Report No. 199
He observed (p. 539):
"To summarise, there are two separate social policies which are embodied in the equity unconscionability doctrine. The first is that bargaining naughtiness, once it reaches a certain level, ought to avail the practitioner naught. The second is directed not against bargaining conduct (except in so far as certain results often are strong evidence of certain conduct otherwise approved) but against results, and embodies the doctrine (also present in laisio enormis statutes) that the infliction of serious hardship demands special justification"
(g) This distinction between the two concepts was highlighted by Lord Brightman in the Privy Council in Hart vs. O'Connor :1985 A.C. 1000 at p 1017-18 (1985(2) All ER 880 at 887). He said:
"If a contract is stigmatised as 'unfair', it may be unfair in one of two ways. It may be unfair by reason of the unfair manner in which it was brought into existence; a contract induced by undue influence is unfair in this sense. It will be convenient to call it 'procedural unfairness'. It may also, in some contents, be described (accurately or inaccurately) as 'unfair' by reason of the fact that the terms of the contract are more favourable to one party than to the other. In order to distinguish this 'unfairness' from procedural unfairness, it will be convenient to call it 'contractual imbalance'.
The two concepts may overlap. Contractual imbalance may be so extreme as to raise a presumption of procedural unfairness, such as undue influence or some other form of victimization. Equity will relieve a party from a contract which he has been induced to make as a result of victimization.

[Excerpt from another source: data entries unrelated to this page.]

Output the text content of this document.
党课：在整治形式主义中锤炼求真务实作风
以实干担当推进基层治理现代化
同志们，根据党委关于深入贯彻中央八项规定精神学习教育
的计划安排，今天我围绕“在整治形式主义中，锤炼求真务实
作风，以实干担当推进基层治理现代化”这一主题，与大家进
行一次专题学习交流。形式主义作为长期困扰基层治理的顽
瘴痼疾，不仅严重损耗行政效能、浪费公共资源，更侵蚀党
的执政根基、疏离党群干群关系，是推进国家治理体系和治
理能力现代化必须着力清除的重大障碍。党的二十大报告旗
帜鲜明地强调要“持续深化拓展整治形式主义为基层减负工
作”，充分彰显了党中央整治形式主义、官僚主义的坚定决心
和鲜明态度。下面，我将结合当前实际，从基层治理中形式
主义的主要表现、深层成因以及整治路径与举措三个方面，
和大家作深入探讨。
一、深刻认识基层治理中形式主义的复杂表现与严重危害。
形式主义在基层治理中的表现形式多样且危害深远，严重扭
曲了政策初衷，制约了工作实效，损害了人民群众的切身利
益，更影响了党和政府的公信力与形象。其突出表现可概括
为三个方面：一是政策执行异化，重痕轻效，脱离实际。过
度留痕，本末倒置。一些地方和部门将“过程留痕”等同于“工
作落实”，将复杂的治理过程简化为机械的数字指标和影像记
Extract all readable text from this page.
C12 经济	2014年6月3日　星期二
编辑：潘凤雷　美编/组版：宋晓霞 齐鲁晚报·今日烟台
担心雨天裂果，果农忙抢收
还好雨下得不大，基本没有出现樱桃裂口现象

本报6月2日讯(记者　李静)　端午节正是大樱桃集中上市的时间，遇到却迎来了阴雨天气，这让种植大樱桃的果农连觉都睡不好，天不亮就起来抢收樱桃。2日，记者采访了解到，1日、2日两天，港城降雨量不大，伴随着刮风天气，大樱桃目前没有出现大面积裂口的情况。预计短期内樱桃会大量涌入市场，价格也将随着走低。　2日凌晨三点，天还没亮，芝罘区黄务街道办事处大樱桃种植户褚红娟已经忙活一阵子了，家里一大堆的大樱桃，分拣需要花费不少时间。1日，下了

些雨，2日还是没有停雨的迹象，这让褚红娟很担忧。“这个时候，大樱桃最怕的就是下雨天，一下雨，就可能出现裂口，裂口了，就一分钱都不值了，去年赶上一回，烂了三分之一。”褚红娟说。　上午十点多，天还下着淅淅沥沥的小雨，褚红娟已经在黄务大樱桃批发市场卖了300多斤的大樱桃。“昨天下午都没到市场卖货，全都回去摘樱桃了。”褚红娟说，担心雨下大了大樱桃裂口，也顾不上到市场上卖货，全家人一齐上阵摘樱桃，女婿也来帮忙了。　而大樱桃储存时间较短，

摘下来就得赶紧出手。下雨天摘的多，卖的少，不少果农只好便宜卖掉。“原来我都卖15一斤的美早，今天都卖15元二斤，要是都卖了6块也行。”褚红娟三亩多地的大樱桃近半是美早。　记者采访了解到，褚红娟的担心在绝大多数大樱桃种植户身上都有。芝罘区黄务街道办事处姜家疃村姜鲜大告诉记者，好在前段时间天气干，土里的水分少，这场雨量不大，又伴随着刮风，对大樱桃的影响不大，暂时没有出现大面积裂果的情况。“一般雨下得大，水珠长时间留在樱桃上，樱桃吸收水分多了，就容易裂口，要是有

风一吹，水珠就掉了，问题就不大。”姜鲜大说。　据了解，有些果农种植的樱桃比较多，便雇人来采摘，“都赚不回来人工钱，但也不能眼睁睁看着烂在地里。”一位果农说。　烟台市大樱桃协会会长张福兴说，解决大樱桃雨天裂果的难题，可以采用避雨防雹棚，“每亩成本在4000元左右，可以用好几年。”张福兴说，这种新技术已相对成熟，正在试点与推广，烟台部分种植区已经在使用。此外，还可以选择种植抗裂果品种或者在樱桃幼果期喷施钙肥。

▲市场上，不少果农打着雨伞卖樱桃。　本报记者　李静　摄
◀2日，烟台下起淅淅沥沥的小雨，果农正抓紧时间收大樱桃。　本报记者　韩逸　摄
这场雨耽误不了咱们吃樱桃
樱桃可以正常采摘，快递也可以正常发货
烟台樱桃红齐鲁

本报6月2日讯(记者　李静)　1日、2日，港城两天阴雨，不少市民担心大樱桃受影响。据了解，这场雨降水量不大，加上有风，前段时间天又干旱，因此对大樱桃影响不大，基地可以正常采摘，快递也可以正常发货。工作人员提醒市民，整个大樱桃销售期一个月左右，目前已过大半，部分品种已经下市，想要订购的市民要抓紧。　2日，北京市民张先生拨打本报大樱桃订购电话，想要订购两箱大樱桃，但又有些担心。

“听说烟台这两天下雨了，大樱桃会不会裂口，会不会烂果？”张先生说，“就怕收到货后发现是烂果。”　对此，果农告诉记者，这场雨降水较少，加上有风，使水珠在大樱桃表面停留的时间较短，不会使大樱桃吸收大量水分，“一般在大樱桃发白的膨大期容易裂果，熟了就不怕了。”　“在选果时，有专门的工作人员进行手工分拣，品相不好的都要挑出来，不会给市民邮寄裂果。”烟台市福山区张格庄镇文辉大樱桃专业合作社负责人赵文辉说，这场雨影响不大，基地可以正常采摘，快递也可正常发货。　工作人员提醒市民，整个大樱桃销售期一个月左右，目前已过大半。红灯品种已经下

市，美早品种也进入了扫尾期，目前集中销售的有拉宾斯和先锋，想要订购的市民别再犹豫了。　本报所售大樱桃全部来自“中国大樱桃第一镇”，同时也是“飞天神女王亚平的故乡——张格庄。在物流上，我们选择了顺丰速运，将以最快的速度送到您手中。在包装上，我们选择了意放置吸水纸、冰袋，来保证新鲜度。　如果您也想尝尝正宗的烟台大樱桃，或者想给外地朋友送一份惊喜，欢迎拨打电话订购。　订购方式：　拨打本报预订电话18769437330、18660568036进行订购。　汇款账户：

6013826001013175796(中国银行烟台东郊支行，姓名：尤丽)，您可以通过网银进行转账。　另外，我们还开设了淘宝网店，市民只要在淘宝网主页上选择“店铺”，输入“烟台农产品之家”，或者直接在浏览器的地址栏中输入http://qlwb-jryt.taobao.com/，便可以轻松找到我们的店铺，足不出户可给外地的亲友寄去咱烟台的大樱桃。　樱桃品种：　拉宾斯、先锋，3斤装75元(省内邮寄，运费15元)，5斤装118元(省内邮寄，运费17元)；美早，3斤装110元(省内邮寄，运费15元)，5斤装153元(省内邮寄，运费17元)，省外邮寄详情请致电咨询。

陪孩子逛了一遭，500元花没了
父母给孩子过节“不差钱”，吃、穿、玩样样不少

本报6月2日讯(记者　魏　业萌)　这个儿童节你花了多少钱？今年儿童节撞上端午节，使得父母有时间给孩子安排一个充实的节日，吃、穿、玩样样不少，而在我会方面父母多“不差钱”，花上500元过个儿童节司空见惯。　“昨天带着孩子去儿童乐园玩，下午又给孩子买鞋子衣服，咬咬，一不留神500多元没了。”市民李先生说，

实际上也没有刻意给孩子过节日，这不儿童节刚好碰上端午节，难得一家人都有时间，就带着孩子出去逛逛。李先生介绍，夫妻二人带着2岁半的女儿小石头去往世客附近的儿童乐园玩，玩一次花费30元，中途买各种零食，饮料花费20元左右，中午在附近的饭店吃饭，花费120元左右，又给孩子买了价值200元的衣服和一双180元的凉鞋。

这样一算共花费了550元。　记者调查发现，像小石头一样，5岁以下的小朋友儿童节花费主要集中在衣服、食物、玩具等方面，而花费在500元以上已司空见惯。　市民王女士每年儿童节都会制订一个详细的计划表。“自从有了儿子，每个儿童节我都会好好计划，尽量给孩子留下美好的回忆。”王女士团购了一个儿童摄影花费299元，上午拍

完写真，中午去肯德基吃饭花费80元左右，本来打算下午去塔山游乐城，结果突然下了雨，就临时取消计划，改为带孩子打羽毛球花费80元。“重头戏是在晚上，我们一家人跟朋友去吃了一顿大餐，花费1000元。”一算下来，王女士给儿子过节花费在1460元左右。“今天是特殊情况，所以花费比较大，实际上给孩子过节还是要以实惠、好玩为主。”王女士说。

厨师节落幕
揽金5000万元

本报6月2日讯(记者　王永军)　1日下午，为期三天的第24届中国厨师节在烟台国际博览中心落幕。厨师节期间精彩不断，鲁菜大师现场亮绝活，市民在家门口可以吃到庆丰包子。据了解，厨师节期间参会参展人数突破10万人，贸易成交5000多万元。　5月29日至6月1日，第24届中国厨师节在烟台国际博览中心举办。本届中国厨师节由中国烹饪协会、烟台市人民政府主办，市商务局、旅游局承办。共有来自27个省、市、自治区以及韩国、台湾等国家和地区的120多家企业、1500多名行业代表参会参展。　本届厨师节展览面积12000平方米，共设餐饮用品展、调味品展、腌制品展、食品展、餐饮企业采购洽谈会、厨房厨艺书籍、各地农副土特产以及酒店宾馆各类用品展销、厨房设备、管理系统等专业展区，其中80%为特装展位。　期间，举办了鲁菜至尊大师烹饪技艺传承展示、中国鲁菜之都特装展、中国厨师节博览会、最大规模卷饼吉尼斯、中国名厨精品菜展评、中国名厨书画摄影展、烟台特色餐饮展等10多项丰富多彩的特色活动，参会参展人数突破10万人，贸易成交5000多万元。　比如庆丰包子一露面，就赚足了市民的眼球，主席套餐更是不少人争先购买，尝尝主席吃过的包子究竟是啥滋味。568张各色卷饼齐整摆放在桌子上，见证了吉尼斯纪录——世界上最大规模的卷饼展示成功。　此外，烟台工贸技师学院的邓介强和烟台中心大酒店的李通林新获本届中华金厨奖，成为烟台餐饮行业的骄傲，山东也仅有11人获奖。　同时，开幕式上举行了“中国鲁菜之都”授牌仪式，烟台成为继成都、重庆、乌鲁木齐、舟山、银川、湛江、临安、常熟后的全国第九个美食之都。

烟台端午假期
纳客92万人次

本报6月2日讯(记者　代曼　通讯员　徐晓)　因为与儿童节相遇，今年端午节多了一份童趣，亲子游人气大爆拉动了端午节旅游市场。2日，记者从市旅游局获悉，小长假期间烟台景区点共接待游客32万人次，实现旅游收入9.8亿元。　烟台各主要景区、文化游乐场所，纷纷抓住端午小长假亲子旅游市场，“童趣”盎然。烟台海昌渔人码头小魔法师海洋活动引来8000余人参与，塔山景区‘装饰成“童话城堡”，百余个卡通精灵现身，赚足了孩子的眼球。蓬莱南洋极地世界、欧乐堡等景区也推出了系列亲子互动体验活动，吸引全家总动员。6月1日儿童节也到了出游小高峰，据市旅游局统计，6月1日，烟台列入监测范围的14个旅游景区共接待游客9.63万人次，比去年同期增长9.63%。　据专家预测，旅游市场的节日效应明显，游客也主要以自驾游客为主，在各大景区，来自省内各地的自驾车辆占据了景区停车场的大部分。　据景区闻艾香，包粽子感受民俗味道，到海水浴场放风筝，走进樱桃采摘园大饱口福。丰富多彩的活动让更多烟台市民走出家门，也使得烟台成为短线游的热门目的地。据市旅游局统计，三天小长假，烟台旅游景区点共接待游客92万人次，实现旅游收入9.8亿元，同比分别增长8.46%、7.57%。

Equity will not relieve a party from a contract on the ground only that there is contractual imbalance not amounting to unconscionable dealing. Of the three indicia of unfairness relied upon by the Judge in Archer vs. Cutler (1980)(1) NZLR 386 (assuming unfairness to have existed), the first was contractual imbalance and the second and third were procedural unfairness".
It is because Equity may not grant relief in case of 'contractual imbalance' i.e. substantive unfairness, that the legislatures have come forward to remedy not only procedural unfairness but also substantive unfairness.
(h) The distinction between 'procedural' and 'substantive' unfairness was also explained in the Judgment of the New South Wales Supreme Court by McHugh JA in West vs. AGC (Advances) Ltd. (1986)(5) NSWLR 610.
In the light of the views expressed as above, it appears to us that if any legislation is to be more effective and realistic, it is necessary to make separate provisions dealing with 'procedural' and 'substantive' unfairness.
We are aware that in certain quarters it has been considered that it is difficult to put these concepts in separate compartments in a statute but we do not agree. We have not found any difficulty. In fact, as pointed by several authors, the focus should not be confined only to 'procedural unfairness' and we must move forward to deal with 'substantive unfairness' also rather than merely state that where parties have signed contracts with the eyes wide open, if such contracts contained a term which was unfair in itself, the party had himself or itself to blame.
This was the method of interpretation of contracts at a time when principles of substantive unfairness were not effectively developed. Today, we find in practice that there are a large number of substantively unfair terms in different types of contracts i.e. contracts or terms which are by themselves unfair. Therefore, the law must be reformed to be able to stretch its hands to rectify such substantive unfairness.